We wanted to check on what the country thinks about all of this, and it's tighter than most think. It seems that a majority of Americans believe some sort of abortion should be available, but they split on the specific actions available.

The blog FiveThirtyEight dove into the numbers, as did the website Vox, and found that the numbers are stagnant. Even the Gallup Poll shows pretty consistent polling on the abortion question. Here's how what FiveThirtyEight found: "To be sure, a greater share of Americans consistently think abortion should be mostly or always legal (an average of 58 percent across all surveys) than think it should be mostly or always illegal (an average of 39 percent). But it is telling that there hasn't been more of a change in how Americans are thinking about abortion."

Speaking of polling

Texas Gov.
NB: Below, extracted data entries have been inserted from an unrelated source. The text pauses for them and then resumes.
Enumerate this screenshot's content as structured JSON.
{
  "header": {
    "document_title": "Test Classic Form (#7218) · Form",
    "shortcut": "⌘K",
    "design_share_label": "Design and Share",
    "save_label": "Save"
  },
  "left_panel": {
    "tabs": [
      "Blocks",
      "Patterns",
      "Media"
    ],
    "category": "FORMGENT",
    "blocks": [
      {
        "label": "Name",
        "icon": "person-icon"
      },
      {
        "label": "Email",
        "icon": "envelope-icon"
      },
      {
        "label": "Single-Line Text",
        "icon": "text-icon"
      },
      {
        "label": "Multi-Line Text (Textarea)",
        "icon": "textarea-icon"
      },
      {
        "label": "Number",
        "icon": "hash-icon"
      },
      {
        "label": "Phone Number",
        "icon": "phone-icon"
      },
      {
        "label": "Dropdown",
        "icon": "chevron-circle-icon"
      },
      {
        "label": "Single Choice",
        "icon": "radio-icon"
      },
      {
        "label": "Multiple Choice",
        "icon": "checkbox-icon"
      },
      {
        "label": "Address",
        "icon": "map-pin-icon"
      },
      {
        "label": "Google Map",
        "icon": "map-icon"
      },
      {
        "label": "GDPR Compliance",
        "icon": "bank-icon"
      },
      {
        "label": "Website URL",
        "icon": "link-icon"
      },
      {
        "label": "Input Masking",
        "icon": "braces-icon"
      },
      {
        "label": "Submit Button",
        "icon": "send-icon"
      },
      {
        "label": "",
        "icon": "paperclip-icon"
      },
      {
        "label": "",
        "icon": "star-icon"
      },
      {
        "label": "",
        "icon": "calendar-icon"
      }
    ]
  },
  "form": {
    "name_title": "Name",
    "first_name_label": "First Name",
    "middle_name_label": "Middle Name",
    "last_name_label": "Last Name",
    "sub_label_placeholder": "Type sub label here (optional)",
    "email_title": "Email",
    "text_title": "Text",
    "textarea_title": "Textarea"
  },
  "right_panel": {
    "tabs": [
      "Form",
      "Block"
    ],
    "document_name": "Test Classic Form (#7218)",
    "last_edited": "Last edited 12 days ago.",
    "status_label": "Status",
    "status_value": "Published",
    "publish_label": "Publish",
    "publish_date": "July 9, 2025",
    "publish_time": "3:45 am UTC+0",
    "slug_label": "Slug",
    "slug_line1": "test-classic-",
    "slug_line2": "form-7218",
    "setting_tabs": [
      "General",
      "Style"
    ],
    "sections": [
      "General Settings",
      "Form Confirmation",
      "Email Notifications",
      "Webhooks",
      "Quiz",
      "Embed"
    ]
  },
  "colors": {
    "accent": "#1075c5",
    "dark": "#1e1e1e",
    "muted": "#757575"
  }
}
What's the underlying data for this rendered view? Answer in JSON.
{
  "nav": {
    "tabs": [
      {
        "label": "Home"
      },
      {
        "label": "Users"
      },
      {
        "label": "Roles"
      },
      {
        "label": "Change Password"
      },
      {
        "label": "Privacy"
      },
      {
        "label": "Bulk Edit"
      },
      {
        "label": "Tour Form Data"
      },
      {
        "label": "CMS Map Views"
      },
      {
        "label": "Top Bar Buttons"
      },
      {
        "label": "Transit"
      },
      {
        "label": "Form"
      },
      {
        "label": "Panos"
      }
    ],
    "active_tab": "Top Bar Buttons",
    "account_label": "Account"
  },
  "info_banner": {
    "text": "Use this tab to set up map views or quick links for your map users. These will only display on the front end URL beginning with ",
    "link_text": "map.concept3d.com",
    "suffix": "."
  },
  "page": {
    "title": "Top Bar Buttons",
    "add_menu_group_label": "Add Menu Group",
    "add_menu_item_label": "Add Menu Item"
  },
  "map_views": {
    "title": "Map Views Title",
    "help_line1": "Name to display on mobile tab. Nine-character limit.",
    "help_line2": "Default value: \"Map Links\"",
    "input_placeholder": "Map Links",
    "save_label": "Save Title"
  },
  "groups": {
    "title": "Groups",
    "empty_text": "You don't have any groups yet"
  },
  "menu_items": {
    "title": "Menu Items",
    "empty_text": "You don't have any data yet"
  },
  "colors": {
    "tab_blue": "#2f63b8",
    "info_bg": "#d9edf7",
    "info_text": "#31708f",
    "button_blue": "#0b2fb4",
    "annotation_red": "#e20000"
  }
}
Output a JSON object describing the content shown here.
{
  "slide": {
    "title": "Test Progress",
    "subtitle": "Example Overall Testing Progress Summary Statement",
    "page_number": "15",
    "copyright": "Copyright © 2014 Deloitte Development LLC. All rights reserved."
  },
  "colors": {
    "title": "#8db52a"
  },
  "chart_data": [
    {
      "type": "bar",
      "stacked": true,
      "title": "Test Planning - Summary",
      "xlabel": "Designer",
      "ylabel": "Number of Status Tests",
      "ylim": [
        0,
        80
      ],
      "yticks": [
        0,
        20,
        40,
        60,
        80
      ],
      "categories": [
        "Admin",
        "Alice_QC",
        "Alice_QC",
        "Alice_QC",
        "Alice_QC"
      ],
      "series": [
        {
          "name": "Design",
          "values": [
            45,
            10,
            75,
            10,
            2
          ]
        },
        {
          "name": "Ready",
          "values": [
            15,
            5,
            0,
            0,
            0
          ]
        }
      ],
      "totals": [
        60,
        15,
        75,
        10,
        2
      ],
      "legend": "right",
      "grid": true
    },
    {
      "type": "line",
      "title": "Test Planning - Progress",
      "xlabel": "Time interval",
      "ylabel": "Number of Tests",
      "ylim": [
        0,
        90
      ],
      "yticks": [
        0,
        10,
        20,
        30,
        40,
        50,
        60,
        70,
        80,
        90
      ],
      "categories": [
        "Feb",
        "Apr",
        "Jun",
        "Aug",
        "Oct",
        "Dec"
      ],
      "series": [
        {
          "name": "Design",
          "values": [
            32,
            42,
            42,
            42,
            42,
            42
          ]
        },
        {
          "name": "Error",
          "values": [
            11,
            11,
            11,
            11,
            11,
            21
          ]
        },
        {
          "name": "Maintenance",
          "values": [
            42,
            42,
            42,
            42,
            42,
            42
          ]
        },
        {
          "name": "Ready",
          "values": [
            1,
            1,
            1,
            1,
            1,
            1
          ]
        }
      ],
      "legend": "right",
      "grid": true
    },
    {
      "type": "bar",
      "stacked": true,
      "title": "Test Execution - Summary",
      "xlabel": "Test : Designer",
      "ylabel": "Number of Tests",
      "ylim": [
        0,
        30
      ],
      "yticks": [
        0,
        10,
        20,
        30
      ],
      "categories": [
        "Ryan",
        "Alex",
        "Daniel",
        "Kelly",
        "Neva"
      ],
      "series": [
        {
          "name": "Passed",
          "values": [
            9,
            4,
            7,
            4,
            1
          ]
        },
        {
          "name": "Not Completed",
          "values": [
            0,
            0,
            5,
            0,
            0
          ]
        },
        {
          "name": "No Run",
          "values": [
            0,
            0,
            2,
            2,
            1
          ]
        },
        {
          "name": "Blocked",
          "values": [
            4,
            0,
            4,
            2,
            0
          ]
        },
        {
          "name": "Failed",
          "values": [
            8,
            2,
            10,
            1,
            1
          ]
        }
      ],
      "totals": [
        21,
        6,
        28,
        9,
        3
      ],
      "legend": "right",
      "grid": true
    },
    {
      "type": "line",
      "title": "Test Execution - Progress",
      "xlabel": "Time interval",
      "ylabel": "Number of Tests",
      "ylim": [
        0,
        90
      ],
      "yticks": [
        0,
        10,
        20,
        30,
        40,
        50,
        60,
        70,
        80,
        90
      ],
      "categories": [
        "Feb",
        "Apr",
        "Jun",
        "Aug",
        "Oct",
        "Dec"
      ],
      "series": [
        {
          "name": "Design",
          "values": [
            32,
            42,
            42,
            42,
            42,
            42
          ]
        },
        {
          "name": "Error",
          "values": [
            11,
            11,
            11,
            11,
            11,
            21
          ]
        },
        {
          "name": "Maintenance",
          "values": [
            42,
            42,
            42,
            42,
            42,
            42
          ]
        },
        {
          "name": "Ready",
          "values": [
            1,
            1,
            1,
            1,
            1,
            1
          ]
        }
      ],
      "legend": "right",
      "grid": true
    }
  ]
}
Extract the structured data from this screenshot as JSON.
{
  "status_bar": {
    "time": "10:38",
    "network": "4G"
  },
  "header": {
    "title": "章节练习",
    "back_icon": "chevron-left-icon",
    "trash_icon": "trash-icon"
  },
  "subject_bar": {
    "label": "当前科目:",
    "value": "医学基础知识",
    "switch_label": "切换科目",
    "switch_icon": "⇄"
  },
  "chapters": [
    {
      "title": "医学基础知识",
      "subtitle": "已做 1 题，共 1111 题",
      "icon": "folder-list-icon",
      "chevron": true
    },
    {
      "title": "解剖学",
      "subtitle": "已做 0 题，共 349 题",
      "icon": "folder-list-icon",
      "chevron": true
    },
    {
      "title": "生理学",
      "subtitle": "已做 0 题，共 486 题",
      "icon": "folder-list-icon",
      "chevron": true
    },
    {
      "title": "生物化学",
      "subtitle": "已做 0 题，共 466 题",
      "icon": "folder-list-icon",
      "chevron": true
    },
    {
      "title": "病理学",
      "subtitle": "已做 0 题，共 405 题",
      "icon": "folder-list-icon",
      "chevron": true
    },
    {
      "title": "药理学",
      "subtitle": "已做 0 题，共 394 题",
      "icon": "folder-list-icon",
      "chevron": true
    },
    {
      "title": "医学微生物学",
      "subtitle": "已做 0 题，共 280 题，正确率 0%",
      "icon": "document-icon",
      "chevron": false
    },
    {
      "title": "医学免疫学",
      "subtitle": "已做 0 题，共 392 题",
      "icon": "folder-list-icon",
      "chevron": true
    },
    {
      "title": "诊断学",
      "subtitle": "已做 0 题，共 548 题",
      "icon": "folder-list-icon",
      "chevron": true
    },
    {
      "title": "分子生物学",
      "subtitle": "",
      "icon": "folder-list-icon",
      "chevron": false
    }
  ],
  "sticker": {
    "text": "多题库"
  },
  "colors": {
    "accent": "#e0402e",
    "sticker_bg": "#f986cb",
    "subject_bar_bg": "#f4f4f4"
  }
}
Greg Abbott still holds a lead over Democratic challenger Beto O'Rourke in the latest CBS News poll — by about an 8% margin. FiveThirtyEight, however, suggests the race won't be that close, with Abbott winning by about 13 percentage points. The site, known for its analysis, suggests Abbott's chances of winning the race are 96%. However, according to the CBS poll, Abbott's job approval is under some deep water — 54% disapprove of his performance. In Texas, Abbott's job approval is barely better than President Joe Biden, whom 59% of Texans say is doing a poor job.